Japanese Text Recognition from Images Using Tesseract OCR [macOS Edition]
Tadashi Shigeoka · Thu, March 23, 2023
I’d like to introduce how to recognize Japanese text from images using the OSS tool Tesseract OCR on macOS.
Background: OSS Tool with Japanese OCR Support
While searching for an OSS tool with Japanese OCR support, I read the article 第577回 Tesseract OCRで文字認識をする | gihyo.jp and found that Tesseract OCR looked promising, so I tried it.

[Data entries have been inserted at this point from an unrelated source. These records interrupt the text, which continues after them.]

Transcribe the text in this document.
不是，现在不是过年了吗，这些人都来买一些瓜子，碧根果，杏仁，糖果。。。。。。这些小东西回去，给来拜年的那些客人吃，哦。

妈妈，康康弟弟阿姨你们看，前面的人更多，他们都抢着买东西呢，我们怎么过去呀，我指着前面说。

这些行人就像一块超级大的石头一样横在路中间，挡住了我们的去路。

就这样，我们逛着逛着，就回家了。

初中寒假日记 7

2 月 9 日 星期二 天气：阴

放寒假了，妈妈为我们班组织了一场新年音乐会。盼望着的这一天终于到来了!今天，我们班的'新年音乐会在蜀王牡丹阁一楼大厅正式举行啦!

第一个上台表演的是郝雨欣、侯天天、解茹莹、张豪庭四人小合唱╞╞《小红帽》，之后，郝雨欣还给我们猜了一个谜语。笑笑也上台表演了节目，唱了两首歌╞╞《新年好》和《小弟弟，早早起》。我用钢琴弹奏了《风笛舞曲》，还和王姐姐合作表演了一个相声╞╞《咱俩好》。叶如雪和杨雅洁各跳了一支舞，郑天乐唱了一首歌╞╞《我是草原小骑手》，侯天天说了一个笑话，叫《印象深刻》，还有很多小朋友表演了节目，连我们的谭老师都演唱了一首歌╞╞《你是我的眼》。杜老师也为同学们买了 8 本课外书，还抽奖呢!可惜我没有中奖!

Initial Setup for Tesseract
For initial setup of Tesseract, perform installation and download of Japanese trained model files in order.
Installing Tesseract
brew install tesseract
Download Japanese Trained Model Files
cd /opt/homebrew/share/tessdata/
wget https://github.com/tesseract-ocr/tessdata/raw/main/jpn.traineddata
wget https://github.com/tesseract-ocr/tessdata/raw/main/jpn_vert.traineddata
- Download source: tesseract-ocr/tessdata: Trained models with fast variant of the "best" LSTM models + legacy models
Japanese OCR with Tesseract
tesseract target.png - -l jpn
That’s all from the Gemba, where I recognized Japanese text from images using Tesseract OCR.